Die Leipziger Schriftstellerin Katharina Bendixen erzählt ironisch, emotional und psychologisch überzeugend vom modernen Familienalltag.

Dresden. Wir wählen Partner, Berufe, Wohnungen, die zu uns passen – aber beim Kind muss man nehmen, was kommt? Nein, sagt die Psychologin, die auf einer Konferenz ihr Experiment vorstellt. Es geht auch anders. Sie bringt depressive Mütter zusammen. Diese möchten ihr Kind weniger lieben, um es weniger zu hassen, wenn es Erwartungen nicht erfüllt. Die Lösung heißt: Kindertausch.

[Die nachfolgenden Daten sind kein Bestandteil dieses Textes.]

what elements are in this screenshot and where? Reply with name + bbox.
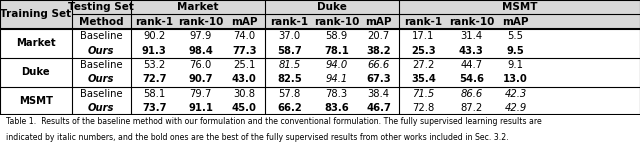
Text: Baseline: Baseline — [80, 60, 122, 70]
Text: rank-1: rank-1 — [271, 17, 308, 27]
Text: 66.6: 66.6 — [367, 60, 390, 70]
Text: 38.4: 38.4 — [367, 89, 390, 99]
Text: 53.2: 53.2 — [143, 60, 165, 70]
Text: mAP: mAP — [502, 17, 529, 27]
Text: Testing Set: Testing Set — [68, 2, 134, 12]
Text: 43.3: 43.3 — [459, 45, 484, 56]
Text: 46.7: 46.7 — [366, 103, 391, 113]
Text: 13.0: 13.0 — [503, 74, 528, 84]
Text: Market: Market — [16, 38, 56, 48]
Text: 81.5: 81.5 — [278, 60, 301, 70]
Text: Ours: Ours — [88, 103, 115, 113]
Text: 57.8: 57.8 — [278, 89, 301, 99]
Text: 76.0: 76.0 — [189, 60, 212, 70]
Text: 5.5: 5.5 — [508, 31, 524, 41]
Text: 90.7: 90.7 — [188, 74, 213, 84]
Text: 72.8: 72.8 — [412, 103, 435, 113]
Text: Baseline: Baseline — [80, 89, 122, 99]
Text: 37.0: 37.0 — [278, 31, 301, 41]
Text: indicated by italic numbers, and the bold ones are the best of the fully supervi: indicated by italic numbers, and the bol… — [6, 133, 509, 142]
Text: 77.3: 77.3 — [232, 45, 257, 56]
Text: 45.0: 45.0 — [232, 103, 257, 113]
Text: 20.7: 20.7 — [367, 31, 390, 41]
Text: Duke: Duke — [22, 67, 50, 77]
Text: 58.1: 58.1 — [143, 89, 165, 99]
Text: 86.6: 86.6 — [460, 89, 483, 99]
Text: rank-10: rank-10 — [449, 17, 494, 27]
Text: mAP: mAP — [365, 17, 392, 27]
Text: 17.1: 17.1 — [412, 31, 435, 41]
Text: MSMT: MSMT — [19, 96, 53, 106]
Text: 91.3: 91.3 — [142, 45, 166, 56]
Text: 91.1: 91.1 — [188, 103, 213, 113]
Text: Training Set: Training Set — [0, 9, 72, 19]
Text: Method: Method — [79, 17, 124, 27]
Text: 66.2: 66.2 — [277, 103, 302, 113]
Text: 83.6: 83.6 — [324, 103, 349, 113]
Text: 79.7: 79.7 — [189, 89, 212, 99]
Text: 30.8: 30.8 — [233, 89, 255, 99]
Text: 71.5: 71.5 — [412, 89, 435, 99]
Text: rank-10: rank-10 — [178, 17, 223, 27]
Text: Ours: Ours — [88, 45, 115, 56]
Text: 9.5: 9.5 — [507, 45, 524, 56]
Text: 44.7: 44.7 — [460, 60, 483, 70]
Text: 42.3: 42.3 — [504, 89, 527, 99]
Text: 78.1: 78.1 — [324, 45, 349, 56]
Text: Baseline: Baseline — [80, 31, 122, 41]
Text: 74.0: 74.0 — [233, 31, 255, 41]
Text: 58.7: 58.7 — [277, 45, 302, 56]
Text: 90.2: 90.2 — [143, 31, 165, 41]
Text: 97.9: 97.9 — [189, 31, 212, 41]
Text: 31.4: 31.4 — [460, 31, 483, 41]
Text: mAP: mAP — [231, 17, 257, 27]
Text: Table 1.  Results of the baseline method with our formulation and the convention: Table 1. Results of the baseline method … — [6, 117, 542, 126]
Text: rank-1: rank-1 — [135, 17, 173, 27]
Text: 67.3: 67.3 — [366, 74, 391, 84]
Text: 9.1: 9.1 — [508, 60, 524, 70]
Text: 27.2: 27.2 — [412, 60, 435, 70]
Text: 98.4: 98.4 — [188, 45, 213, 56]
Text: 94.0: 94.0 — [325, 60, 348, 70]
Text: Ours: Ours — [88, 74, 115, 84]
Text: 25.3: 25.3 — [411, 45, 436, 56]
Text: 58.9: 58.9 — [325, 31, 348, 41]
Text: rank-1: rank-1 — [404, 17, 442, 27]
Text: 38.2: 38.2 — [366, 45, 391, 56]
Text: 25.1: 25.1 — [233, 60, 255, 70]
Text: 78.3: 78.3 — [325, 89, 348, 99]
Text: rank-10: rank-10 — [314, 17, 359, 27]
Text: 42.9: 42.9 — [504, 103, 527, 113]
Text: 54.6: 54.6 — [459, 74, 484, 84]
Text: 73.7: 73.7 — [142, 103, 166, 113]
Text: 87.2: 87.2 — [460, 103, 483, 113]
Text: 72.7: 72.7 — [142, 74, 166, 84]
Text: Market: Market — [177, 2, 218, 12]
Text: 82.5: 82.5 — [277, 74, 302, 84]
Text: Duke: Duke — [317, 2, 347, 12]
Text: 35.4: 35.4 — [411, 74, 436, 84]
Text: 94.1: 94.1 — [325, 74, 348, 84]
Text: 43.0: 43.0 — [232, 74, 257, 84]
Bar — [0, 0, 640, 29]
Text: MSMT: MSMT — [502, 2, 537, 12]
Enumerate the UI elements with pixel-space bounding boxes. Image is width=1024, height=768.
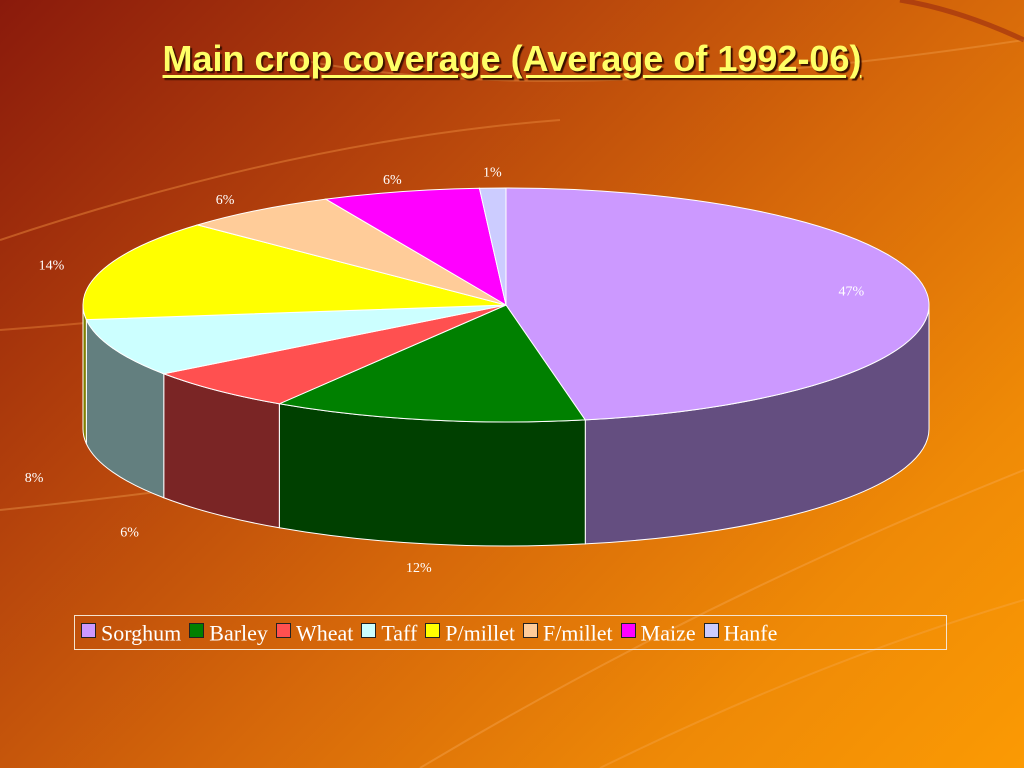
legend-label: P/millet <box>445 620 515 646</box>
legend-swatch <box>361 623 377 639</box>
legend-label: Taff <box>381 620 418 646</box>
legend-label: Hanfe <box>723 620 778 646</box>
legend-item-wheat: Wheat <box>275 616 354 649</box>
legend-swatch <box>522 623 538 639</box>
pie-tops <box>82 187 930 423</box>
legend-label: Sorghum <box>101 620 182 646</box>
legend-label: F/millet <box>542 620 613 646</box>
data-label-wheat: 6% <box>120 525 139 540</box>
legend-item-f-millet: F/millet <box>522 616 613 649</box>
pie-slice-maize <box>324 187 507 307</box>
legend-label: Maize <box>640 620 696 646</box>
pie-side-p-millet <box>82 304 87 444</box>
data-label-maize: 6% <box>383 173 402 188</box>
data-label-barley: 12% <box>406 561 432 576</box>
data-label-p-millet: 14% <box>39 259 65 274</box>
legend-item-sorghum: Sorghum <box>81 616 181 649</box>
chart-title: Main crop coverage (Average of 1992-06) <box>162 38 862 79</box>
data-label-hanfets: 1% <box>483 166 502 181</box>
pie-slice-sorghum <box>505 187 930 421</box>
pie-slice-taff <box>85 304 507 375</box>
legend-swatch <box>703 623 719 639</box>
legend-label: Wheat <box>295 620 354 646</box>
legend-item-hanfets: Hanfe <box>703 616 778 649</box>
pie-slice-barley <box>277 304 587 423</box>
legend-item-taff: Taff <box>361 616 417 649</box>
pie-slice-p-millet <box>82 224 507 321</box>
pie-side-barley <box>278 403 586 547</box>
legend-item-maize: Maize <box>620 616 696 649</box>
legend-swatch <box>81 623 96 639</box>
data-label-taff: 8% <box>25 471 44 486</box>
legend-item-barley: Barley <box>189 616 268 649</box>
legend-swatch <box>275 623 291 639</box>
legend-swatch <box>620 623 636 639</box>
legend-label: Barley <box>209 620 268 646</box>
data-label-f-millet: 6% <box>216 193 235 208</box>
legend: Sorghum Barley Wheat Taff P/millet F/millet Ma… <box>74 615 947 650</box>
pie-slice-hanfets <box>478 187 507 306</box>
legend-swatch <box>425 623 441 639</box>
pie-slice-wheat <box>161 304 507 405</box>
legend-swatch <box>189 623 205 639</box>
pie-labels: 47% 12% 6% 8% 14% 6% 6% 1% <box>25 166 865 576</box>
pie-slice-f-millet <box>195 198 507 306</box>
legend-item-p-millet: P/millet <box>425 616 515 649</box>
data-label-sorghum: 47% <box>838 285 864 300</box>
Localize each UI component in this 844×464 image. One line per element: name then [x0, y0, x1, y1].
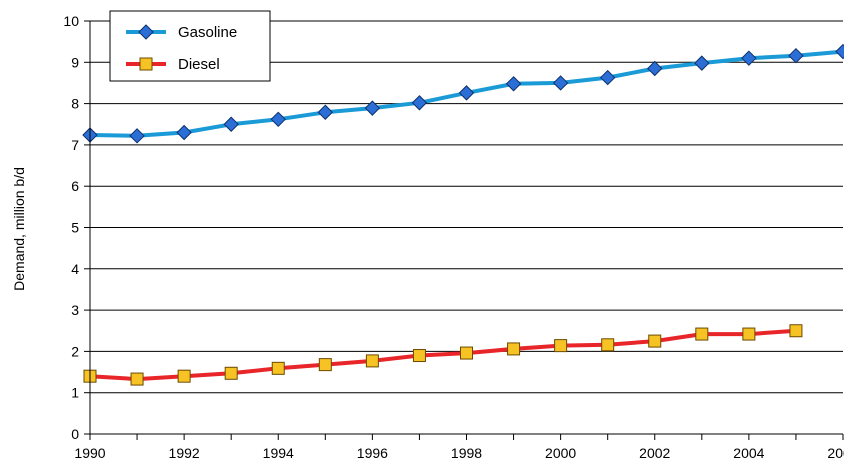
data-point-gasoline [411, 95, 428, 111]
data-point-gasoline [552, 75, 569, 91]
y-tick-label: 9 [71, 54, 79, 70]
series-line-diesel [89, 328, 797, 382]
data-point-diesel [412, 349, 426, 363]
data-point-diesel [601, 338, 615, 352]
series-group [82, 43, 844, 386]
data-point-gasoline [599, 69, 616, 86]
x-tick-label: 1990 [74, 445, 105, 461]
y-axis-title: Demand, million b/d [11, 167, 27, 291]
legend-marker-diesel [139, 57, 153, 71]
data-point-gasoline [270, 111, 286, 128]
data-point-diesel [271, 361, 285, 375]
data-point-gasoline [835, 43, 844, 60]
y-tick-label: 6 [71, 178, 79, 194]
data-point-gasoline [788, 47, 804, 64]
x-tick-label: 1992 [169, 445, 200, 461]
y-axis-ticks: 0 1 2 3 4 5 6 7 8 9 10 [63, 13, 90, 442]
y-tick-label: 10 [63, 13, 79, 29]
data-point-diesel [318, 358, 332, 372]
x-tick-label: 2004 [733, 445, 764, 461]
data-point-gasoline [129, 128, 145, 144]
data-point-diesel [177, 369, 191, 383]
x-tick-label: 1994 [263, 445, 294, 461]
data-point-diesel [507, 342, 521, 356]
data-point-gasoline [647, 60, 663, 77]
data-point-diesel [742, 327, 756, 341]
data-point-diesel [365, 354, 379, 368]
x-axis-ticks: 1990 1992 1994 1996 1998 2000 2002 2004 2006 [74, 434, 844, 461]
x-tick-label: 2006 [827, 445, 844, 461]
x-tick-label: 2000 [545, 445, 576, 461]
legend-label-diesel: Diesel [178, 56, 220, 73]
axes [89, 21, 843, 435]
legend-marker-gasoline [138, 24, 154, 40]
data-point-gasoline [317, 104, 334, 120]
x-tick-label: 1998 [451, 445, 482, 461]
data-point-diesel [460, 346, 473, 360]
x-tick-label: 2002 [639, 445, 670, 461]
data-point-gasoline [176, 124, 192, 141]
y-tick-label: 0 [71, 426, 79, 442]
data-point-diesel [695, 327, 709, 341]
legend-label-gasoline: Gasoline [178, 24, 237, 41]
x-tick-label: 1996 [357, 445, 388, 461]
data-point-gasoline [741, 50, 757, 66]
data-point-diesel [648, 334, 662, 348]
y-tick-label: 5 [71, 220, 79, 236]
y-tick-label: 7 [71, 137, 79, 153]
y-tick-label: 2 [71, 343, 79, 359]
y-tick-label: 3 [71, 302, 79, 318]
data-point-diesel [789, 324, 803, 338]
y-tick-label: 4 [71, 261, 79, 277]
gridlines [90, 20, 843, 435]
data-point-gasoline [505, 76, 522, 92]
y-tick-label: 8 [71, 96, 79, 112]
data-point-diesel [224, 366, 238, 380]
data-point-gasoline [458, 85, 475, 101]
y-tick-label: 1 [71, 385, 79, 401]
data-point-gasoline [694, 55, 710, 71]
legend: Gasoline Diesel [109, 10, 271, 82]
legend-box [109, 10, 271, 82]
data-point-diesel [130, 372, 144, 386]
data-point-diesel [554, 339, 568, 353]
data-point-gasoline [364, 100, 381, 116]
data-point-gasoline [223, 116, 239, 132]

Die Mütter sehen zwar die Makel und Macken des Neuen, doch sie leiden nicht mehr. Die Väter merken den Tausch manchmal gar nicht, aber es freut sie, wenn die Frau wieder funktioniert, der Kühlschrank gefüllt, die Wäsche gewaschen und das Essen gekocht ist. Geschwister finden das Ganze spannend. Nur die Großmütter erscheinen als Störfaktor. Doch ihr alter Erziehungsstil ist sowieso falsch, und das wissen sie auch. Der Vortrag der Psychologin auf der Konferenz im Jahr 2055 gibt dem neuen Buch von Katharina Bendixen den Titel: „Eine zeitgemäße Form der Liebe“.

Wunderbar schräge, surreale Konstellationen

Die Leipziger Autorin von Anfang vierzig ist selbst für Experimente zu haben. Hier probiert sie sehr unterschiedliche und ungewöhnliche Erzählformen aus. Neben klassischer Short Story, Arztbericht, Laudatio und Ich-Erzählung gibt es beispielsweise einen absurden Online-Chat: Eltern diskutieren den Crosslauf der Schule, und ständig grätscht jemand dazwischen, weil Tills Regenhose vermisst wird oder „Liebe alle“ etwas erfahren sollen vom eigenen Kindheitstrauma.